The PG HS Showdown offers the Eagles a unique opportunity to prove to themselves and others they can hold their own when the spotlight finds them playing on a national stage. The field consists of 16 schools from Georgia, four from Alabama, three from Florida and one each from Louisiana, Mississippi and Texas, so there is plenty of out-of-Florida competition for Montverde Academy to bite its teeth into.

And that’s the whole point of being here. Valencia acknowledges there are a lot of good teams his squad can tangle with closer to home, but he also believes an experience like this one will only make his players better; his top players agree with him.

“We have good competition back home, but here it’s at another level,” Holland said. “You get to come here and really see what you’re all about.”

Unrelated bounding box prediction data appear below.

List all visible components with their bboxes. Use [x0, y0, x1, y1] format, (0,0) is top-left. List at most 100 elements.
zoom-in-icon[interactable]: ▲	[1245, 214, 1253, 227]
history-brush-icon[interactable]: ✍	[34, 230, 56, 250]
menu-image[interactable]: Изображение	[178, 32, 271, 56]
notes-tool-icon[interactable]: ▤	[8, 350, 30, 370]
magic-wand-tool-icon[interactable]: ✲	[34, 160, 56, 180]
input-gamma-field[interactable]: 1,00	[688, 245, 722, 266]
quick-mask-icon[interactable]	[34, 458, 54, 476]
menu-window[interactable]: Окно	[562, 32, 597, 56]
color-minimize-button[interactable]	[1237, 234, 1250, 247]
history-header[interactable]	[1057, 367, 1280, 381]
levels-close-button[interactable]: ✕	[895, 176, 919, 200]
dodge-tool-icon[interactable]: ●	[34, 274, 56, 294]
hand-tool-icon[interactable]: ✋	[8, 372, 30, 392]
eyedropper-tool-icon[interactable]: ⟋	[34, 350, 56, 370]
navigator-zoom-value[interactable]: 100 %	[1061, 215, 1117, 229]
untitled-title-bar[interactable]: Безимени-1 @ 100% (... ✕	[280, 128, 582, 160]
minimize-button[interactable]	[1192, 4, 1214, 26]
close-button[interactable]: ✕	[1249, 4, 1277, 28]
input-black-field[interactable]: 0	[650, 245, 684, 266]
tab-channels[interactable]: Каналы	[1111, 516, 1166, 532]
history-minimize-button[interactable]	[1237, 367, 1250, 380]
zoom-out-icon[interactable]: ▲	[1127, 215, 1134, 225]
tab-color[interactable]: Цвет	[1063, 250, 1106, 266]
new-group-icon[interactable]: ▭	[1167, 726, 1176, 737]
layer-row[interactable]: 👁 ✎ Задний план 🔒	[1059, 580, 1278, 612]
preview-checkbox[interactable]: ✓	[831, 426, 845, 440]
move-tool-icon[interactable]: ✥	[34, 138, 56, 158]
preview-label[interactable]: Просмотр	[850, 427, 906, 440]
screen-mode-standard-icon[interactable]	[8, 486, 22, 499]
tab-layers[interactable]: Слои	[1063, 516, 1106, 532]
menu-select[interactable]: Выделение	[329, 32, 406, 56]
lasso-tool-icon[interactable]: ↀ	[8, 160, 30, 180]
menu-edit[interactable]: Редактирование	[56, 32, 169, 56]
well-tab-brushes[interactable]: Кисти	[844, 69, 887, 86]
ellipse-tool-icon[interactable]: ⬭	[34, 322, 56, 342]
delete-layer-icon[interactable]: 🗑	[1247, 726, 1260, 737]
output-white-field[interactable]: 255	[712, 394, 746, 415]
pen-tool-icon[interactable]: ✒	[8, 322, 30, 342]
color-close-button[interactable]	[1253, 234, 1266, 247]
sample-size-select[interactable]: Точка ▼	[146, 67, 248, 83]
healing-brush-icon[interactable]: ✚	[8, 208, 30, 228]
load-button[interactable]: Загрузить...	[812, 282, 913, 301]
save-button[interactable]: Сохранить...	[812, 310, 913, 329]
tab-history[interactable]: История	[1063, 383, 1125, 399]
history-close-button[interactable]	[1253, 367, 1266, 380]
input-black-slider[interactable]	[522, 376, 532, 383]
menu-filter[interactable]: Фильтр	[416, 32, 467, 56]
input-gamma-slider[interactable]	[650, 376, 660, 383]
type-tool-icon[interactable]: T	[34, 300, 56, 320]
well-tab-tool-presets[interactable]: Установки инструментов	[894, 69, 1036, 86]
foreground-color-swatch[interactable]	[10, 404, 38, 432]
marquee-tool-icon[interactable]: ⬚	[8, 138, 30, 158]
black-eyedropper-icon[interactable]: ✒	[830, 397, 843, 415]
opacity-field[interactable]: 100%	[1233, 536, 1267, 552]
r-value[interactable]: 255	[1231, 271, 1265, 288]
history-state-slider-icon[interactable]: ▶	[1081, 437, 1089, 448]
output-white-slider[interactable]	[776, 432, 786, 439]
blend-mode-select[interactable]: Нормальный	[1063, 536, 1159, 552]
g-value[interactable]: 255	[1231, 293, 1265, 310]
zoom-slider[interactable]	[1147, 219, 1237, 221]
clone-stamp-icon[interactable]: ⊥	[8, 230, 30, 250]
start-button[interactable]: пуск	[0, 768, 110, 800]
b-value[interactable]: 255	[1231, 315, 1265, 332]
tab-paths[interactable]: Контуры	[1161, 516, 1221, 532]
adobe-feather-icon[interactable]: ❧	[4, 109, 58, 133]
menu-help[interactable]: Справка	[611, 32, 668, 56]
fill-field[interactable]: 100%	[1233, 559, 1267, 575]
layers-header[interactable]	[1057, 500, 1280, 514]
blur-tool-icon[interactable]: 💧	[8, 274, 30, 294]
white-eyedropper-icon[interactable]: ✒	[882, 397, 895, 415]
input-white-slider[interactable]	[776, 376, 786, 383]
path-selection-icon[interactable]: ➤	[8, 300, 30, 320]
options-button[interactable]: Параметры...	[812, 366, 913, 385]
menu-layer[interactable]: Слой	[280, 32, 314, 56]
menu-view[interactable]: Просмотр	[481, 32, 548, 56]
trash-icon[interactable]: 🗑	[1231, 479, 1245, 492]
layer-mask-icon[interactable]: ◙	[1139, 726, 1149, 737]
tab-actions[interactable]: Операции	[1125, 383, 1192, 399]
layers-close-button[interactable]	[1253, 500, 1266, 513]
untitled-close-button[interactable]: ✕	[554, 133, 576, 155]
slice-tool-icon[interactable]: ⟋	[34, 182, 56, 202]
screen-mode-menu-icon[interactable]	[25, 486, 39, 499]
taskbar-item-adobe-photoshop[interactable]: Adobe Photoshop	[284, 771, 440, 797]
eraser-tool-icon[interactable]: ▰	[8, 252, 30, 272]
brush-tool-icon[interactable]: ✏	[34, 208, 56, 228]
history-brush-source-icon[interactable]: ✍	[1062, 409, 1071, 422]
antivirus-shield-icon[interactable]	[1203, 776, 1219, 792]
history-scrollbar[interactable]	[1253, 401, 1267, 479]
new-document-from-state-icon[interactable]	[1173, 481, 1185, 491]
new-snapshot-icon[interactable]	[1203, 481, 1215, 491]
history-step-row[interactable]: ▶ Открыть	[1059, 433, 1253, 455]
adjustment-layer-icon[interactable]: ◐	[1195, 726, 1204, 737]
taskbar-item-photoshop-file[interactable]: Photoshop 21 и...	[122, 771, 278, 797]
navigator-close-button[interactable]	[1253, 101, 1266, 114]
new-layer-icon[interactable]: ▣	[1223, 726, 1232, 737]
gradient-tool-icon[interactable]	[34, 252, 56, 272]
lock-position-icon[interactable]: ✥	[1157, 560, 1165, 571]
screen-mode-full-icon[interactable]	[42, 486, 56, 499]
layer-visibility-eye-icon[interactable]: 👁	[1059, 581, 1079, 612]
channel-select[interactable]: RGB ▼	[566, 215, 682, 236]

The Eagles were challenged right out of the gate in their opener late Thursday afternoon, needing an RBI double from unheralded Johan Campines Chacon with one out in the bottom of the seventh to escape with a 2-1 victory over the Mountain View Bears (Lawrenceville, Ga.).

Chacon and Candelaria accounted for all four of MA’s hits; senior right-hander Ernesto Alonso Hidrogo and senior lefty Alfredo Caraballo combined on a five-hitter. It might not have been an eye-catching victory, but it was a victory, nonetheless, and sent the Eagles into the nightcap against the Redan Raiders (Stone Mountain, Ga.) with a 1-0 record.

“We always have high expectations; we always want to come here and compete,” De Sedas said. “We’re going to give 110 percent every day that we go to the field, and we’re going to go out there and compete. We’ve been working really hard since the fall and the time is here to go out and compete no matter who it is that’s in front of us.”

There is a lot in front of De Sedas this spring, and he is fully aware of it. There is no way to avoid the “first-round draft talk” but he makes his best effort to isolate it in the back of his mind. It’s not something he’s going to worry about, instead opting to take the field, play the game he loves and have a lot of fun doing it.

“There’s no better place to be than out on the field … and I’m going to enjoy my teammates – it’s my last year with them,” he said. “Coming into my senior year, I’m looking forward to a big-time (season). This team has been together for three years and we’ve kind of been like a family since 2015. We’ve come a long way and we kept getting better every single year.

“This year we got together, and we’ve had meetings and we’ve (talked about) what we have to do to get better and become a big-time program in the country.”

Valencia had this to say about his star shortstop: “The most important thing with this kid is he has a good heart. He’s here to win, and he’s not going to concentrate on what’s going to happen with the draft. … He wants to work, and he wants to get better every single day.”

De Sedas described every Perfect Game event that he has attended – this is his second HS Showdown – as a “learning experience.” He also treats them as opportunity to catch up with his non-Montverde Academy baseball-playing friends, and he’ll have ample opportunity to do that this week.

Fellow 2017 PG All-Americans Will Banfield (Brookwood), Anthony Seigler (Cartersville), Xavier Edwards (North Broward Prep), Parker Meadows (Grayson) and Cabera Weaver (South Gwinnett) are all playing in the Showdown.

Everyone of those guys are proven winners, just like De Sedas and Holland and every other high-profile prospect in attendance at the Showdown.

When Valencia tells his guys – all of them – what he wants them to take away from this experience, his message is a simple one: leave here knowing you gave 100 percent and left everything you had out on the field, just like those PG All-Americans do every time out; do it for the Montverde Academy baseball family.

“The chemistry that we have, that’s very important for us,” he said. “We are like a family – we win and we lose together. We do everything together and I think that’s what makes us different from other teams. The communication and the trust that we have with each other, I think that’s our main (advantage).” We Are Family, indeed.